There’s a Fundamental Flaw in Mental Health Care in Canada

0
559

Mad in Canada launched on June 1st. We’re just over a month old. Reflection on the mission we share with Mad in America and the other MIA global affiliates was a regular occurrence for me before our launch. It’s been a daily experience since then. I think about why we exist, why there is a need for us to exist. I think about why mental health care in Canada needs the knowledge mobilization that is provided by Mad in America and now Mad in Canada. Sharing some of these reflections felt timely as Mad in Canada moves into its second month.

The majority of publicly funded mental health organizations in Canada operate according to the perspective that mental illnesses are discreet and discernable conditions, many of which require medical intervention to be remedied. This narrative underpins most of what is happening in mental health services, mental health promotion campaigns, the media, and dinner table conversations across the country.

The development of this biomedical narrative is a process that began several centuries ago. Professional interest in disorder focused mental health started to gain real traction during the first half of the 20th century. Coincidence enabled assumption when primitive associations were made in response to observations of behaviours that were judged to be abnormal, and how those behaviours changed when psychoactive agents were introduced. Over time, those assumptions and what they were thought to indicate about the brain became a theory. Several decades, and many billions of dollars later, that theory – that mental illnesses are rooted in brain pathology – has never been proven. Much of the research used to support the disorder focused approach has been questionable at best, and too often riddled with conflicts of interest, questionable study design, and strategic reporting of data. Yet somehow, this narrative remains firmly entrenched as the dominant mental health discourse in Canada, and many other nations.

Dainius Pūras, former United Nations Special Rapporteur, says change needs to happen on many levels, including medical education. When will this change start to happen, in a meaningful way? Why are students in medicine, nursing, and other health professions, still being taught the “neuromythology” that is the biomedical model of mental distress?

There was a time when it was reasonable to extend forgiveness to health care professionals, agencies, funders, and policymakers, for their commitment to the biomedical narrative, and the potential for this dedicated allegiance to impact their practice. It could be said that awareness of what science shows, and perhaps more importantly what science does not show, regarding the etiology of mental illness was still relatively young, and that access to current knowledge wasn’t common yet. According to the Canadian Institutes of Health Research, the knowledge to practice gap (K2PG) in health care in Canada is said to average about 17 years. The K2PG in mental health care seems to be at least 20 years. Simply stated, this means knowledge that is being used to guide the provision of care, the allocation of funds, and the development of policies, in much of the publicly funded mental health care system in Canada reached its best-before date long ago. Most people wouldn’t purchase 20-year-old technology when they went to buy a new computer, yet somehow it continues to be standard and acceptable practice to use old knowledge to guide much of what goes on in mental health care.
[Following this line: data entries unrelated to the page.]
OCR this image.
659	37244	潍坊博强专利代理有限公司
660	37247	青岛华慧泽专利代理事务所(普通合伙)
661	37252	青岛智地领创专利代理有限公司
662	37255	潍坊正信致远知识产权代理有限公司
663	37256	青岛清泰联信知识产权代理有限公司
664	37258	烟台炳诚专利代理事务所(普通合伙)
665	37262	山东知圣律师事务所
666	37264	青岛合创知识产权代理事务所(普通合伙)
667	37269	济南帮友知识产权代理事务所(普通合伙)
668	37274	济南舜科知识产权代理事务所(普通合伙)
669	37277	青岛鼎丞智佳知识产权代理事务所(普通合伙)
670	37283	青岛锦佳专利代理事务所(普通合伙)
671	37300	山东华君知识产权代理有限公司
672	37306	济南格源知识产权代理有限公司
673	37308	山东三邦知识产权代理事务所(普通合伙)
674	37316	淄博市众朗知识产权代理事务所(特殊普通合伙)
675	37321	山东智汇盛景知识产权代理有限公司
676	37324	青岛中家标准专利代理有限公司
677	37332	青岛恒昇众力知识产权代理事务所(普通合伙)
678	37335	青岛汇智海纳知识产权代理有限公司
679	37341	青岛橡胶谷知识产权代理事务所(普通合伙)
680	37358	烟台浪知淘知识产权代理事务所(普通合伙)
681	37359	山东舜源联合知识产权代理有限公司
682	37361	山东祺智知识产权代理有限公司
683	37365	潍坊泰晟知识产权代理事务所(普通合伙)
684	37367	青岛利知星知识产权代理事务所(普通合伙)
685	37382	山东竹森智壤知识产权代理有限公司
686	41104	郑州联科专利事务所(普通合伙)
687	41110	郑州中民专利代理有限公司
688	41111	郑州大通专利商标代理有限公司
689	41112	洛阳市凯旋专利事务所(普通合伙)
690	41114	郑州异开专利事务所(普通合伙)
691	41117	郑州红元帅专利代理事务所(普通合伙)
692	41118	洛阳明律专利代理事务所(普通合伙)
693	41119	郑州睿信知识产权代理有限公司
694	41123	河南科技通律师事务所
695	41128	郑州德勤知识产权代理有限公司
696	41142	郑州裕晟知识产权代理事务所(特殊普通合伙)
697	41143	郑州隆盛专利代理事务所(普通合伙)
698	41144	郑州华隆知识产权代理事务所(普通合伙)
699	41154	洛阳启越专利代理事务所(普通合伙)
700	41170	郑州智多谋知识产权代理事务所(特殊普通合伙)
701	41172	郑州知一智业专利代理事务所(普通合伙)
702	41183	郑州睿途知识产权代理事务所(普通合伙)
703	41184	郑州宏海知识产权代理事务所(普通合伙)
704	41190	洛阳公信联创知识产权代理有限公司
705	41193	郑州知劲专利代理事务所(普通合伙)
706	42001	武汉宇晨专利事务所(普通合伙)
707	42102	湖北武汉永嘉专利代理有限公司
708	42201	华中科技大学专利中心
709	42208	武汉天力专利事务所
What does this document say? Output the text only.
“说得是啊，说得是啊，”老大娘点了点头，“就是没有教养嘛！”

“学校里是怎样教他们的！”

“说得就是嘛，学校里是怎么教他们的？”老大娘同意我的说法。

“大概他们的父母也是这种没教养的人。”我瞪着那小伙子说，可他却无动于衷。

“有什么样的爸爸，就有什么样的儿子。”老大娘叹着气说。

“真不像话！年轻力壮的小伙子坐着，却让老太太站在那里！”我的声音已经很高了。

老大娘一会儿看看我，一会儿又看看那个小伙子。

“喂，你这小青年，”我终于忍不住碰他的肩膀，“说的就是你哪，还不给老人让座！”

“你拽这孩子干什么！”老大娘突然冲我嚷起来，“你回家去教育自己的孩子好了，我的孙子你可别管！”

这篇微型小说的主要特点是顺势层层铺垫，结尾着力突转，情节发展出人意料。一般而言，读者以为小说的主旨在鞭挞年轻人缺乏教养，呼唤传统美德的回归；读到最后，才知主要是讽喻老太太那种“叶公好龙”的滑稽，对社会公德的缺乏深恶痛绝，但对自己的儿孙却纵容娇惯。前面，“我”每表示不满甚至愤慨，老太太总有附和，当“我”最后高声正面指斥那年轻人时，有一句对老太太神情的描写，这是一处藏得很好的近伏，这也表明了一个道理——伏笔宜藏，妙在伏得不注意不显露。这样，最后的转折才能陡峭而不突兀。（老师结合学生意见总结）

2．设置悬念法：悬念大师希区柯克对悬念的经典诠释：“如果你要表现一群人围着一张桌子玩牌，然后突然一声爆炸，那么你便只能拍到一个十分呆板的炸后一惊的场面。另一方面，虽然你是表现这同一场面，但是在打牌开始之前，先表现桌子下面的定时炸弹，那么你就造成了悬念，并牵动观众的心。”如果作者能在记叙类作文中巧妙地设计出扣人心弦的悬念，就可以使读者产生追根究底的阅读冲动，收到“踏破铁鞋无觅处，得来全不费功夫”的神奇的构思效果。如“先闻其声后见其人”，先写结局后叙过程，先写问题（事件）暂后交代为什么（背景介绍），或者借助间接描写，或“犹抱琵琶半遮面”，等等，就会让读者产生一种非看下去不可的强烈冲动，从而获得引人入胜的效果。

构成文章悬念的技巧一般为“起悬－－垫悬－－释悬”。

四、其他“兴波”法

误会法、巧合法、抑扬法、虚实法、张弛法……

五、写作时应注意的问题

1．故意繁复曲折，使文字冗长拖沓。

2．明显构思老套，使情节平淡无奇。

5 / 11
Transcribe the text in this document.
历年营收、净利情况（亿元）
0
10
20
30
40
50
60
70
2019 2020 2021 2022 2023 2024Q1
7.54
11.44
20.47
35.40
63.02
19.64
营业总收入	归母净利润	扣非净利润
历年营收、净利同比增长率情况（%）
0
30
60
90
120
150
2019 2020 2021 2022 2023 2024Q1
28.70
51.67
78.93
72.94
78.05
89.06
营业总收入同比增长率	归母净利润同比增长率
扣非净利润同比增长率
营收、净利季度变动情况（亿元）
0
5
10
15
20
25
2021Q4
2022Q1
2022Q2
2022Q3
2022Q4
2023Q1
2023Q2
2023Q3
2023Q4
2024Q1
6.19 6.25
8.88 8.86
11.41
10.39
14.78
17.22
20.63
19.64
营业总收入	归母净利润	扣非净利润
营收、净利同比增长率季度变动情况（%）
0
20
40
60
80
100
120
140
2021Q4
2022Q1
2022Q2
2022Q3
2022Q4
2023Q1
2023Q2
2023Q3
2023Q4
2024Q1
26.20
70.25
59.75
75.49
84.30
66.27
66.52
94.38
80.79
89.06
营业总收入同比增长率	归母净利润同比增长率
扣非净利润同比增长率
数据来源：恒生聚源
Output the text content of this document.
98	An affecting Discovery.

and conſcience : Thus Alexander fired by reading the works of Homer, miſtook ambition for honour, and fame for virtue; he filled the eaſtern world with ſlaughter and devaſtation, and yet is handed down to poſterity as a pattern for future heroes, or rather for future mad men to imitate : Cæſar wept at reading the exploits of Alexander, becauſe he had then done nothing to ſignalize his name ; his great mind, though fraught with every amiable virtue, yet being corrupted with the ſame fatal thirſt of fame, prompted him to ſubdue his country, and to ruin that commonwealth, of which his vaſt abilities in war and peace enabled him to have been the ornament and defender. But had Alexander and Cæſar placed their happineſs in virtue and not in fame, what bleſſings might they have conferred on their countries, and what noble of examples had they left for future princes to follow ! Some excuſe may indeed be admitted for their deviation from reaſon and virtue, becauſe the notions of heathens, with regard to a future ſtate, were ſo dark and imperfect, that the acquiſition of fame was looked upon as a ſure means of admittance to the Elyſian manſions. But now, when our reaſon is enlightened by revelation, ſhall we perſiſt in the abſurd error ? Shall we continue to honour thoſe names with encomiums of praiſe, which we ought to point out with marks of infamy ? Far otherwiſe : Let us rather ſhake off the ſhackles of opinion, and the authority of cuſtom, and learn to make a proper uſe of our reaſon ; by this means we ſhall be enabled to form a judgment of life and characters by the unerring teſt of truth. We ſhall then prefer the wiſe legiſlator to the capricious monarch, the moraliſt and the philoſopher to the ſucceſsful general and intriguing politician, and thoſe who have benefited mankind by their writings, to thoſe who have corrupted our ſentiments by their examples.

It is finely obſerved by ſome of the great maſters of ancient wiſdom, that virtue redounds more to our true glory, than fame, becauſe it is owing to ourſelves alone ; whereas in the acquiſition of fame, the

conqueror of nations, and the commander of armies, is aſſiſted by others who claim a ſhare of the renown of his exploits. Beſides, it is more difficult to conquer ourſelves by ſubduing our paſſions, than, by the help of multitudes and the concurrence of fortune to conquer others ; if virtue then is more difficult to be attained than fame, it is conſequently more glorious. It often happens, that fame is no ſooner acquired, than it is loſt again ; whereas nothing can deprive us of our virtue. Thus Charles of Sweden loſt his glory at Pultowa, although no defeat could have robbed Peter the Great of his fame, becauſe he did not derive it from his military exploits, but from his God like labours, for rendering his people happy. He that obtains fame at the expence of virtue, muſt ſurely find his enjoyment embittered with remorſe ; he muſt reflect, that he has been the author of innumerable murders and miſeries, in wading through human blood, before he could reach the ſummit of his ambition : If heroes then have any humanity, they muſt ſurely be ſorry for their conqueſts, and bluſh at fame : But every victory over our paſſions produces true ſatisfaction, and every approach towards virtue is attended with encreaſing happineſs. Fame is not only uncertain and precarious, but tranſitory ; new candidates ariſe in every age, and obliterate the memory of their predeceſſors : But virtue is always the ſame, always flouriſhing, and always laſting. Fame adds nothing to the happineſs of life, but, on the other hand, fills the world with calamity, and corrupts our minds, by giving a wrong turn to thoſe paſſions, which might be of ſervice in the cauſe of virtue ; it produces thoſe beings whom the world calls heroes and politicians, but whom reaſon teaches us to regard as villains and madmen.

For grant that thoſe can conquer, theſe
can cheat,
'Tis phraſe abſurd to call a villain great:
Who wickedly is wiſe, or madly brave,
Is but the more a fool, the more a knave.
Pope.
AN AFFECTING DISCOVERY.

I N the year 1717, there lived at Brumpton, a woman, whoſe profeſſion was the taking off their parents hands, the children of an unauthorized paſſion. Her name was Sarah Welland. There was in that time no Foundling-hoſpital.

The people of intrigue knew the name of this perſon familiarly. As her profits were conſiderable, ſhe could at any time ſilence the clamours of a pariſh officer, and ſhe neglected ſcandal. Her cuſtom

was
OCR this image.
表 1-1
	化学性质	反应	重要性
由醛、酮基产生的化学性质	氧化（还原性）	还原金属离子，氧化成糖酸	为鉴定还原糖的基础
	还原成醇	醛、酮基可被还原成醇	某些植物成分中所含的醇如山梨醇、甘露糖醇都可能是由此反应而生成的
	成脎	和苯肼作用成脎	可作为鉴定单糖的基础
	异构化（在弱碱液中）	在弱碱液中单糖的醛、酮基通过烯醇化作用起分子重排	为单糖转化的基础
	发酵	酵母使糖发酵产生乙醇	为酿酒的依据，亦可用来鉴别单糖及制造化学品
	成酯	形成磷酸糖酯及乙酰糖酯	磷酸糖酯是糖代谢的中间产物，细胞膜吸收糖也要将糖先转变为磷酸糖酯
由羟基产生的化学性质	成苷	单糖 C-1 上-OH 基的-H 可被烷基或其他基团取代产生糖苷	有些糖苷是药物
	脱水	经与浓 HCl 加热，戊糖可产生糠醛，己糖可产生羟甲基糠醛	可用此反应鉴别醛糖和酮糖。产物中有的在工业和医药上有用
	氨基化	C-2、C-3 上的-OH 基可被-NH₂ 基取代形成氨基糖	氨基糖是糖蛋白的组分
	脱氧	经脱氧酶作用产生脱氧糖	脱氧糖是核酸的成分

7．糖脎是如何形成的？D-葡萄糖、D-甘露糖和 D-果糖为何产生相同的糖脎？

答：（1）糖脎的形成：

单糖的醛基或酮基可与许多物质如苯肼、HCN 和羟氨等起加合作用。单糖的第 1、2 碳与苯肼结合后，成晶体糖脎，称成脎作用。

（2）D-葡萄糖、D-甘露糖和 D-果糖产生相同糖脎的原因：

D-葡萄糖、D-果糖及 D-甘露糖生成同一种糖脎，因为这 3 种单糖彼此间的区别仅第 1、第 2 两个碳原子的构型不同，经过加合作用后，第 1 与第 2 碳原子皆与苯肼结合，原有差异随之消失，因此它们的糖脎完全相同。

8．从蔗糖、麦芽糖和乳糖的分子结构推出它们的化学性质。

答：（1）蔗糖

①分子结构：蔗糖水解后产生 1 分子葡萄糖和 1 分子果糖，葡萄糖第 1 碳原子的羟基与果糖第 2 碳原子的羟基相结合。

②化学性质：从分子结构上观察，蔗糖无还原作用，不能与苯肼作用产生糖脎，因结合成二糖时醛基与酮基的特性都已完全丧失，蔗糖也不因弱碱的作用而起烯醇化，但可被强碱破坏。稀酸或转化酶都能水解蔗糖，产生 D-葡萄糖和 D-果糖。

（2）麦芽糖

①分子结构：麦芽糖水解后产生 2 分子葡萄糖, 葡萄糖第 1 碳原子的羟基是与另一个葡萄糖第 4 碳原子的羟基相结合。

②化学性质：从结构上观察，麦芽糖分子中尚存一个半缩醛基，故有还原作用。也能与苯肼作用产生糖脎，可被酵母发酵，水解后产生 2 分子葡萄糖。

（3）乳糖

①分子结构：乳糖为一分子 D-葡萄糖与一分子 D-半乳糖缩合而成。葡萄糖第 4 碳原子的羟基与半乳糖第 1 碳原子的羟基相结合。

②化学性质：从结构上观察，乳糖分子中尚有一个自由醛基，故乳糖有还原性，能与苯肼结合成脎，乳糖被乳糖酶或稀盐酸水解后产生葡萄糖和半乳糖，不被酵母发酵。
A growing collection of widely accessible, substantive science that convincingly argues against the biomedical narrative, and instead supports a humane, rights-based explanation of, and response to, states of emotional distress, has made it increasingly challenging to accept lack of knowledge as an excuse. It’s much more difficult to be charitable when someone who should know better says they were unaware that there is no such thing as a chemical imbalance, or that emotional distress is not the result of a disordered brain. The effects of the K2PG and the slow-to-no progress of knowledge mobilization that are so pervasive in mental health care in Canada are no longer viable as reasons (or excuses) for perpetuating the biomedical narrative, and the impact this continues to have on millions of Canadians.

So why does this biomedical perspective still have such a stronghold in Canada? Is it fear? Lack of funding? Collusion of professional, political and corporate agendas? Is it because there are no viable alternatives?

There are viable alternatives that can be used to explain and respond to mild, moderate and extreme states of emotional distress. A number of options are in use in several places in the world. Robert Whitaker, President of Mad in America, summarizes several of these in his recently published article on the World Health Organization’s call for radical change in global mental health.

Perhaps the reason why the biomedical narrative continues to drive most of what happens in publicly funded mental health care in Canada is not as complicated as one might think. Maybe the explanation for the glacially slow pace of progress with the K2PG in our mental health system is quite simple. As time marches on, and there seems to be a refusal to replace the biomedical discourse with a more progressive and effective narrative, we’re left to wonder if willful ignorance is the reason.

Millions of Canadians are still being told their sadness, their fears, their visions, voices and sensory experiences, are indications of disorder in their brains and evidence of the need for medical intervention to put these right, even though this approach has never been supported by reliable science.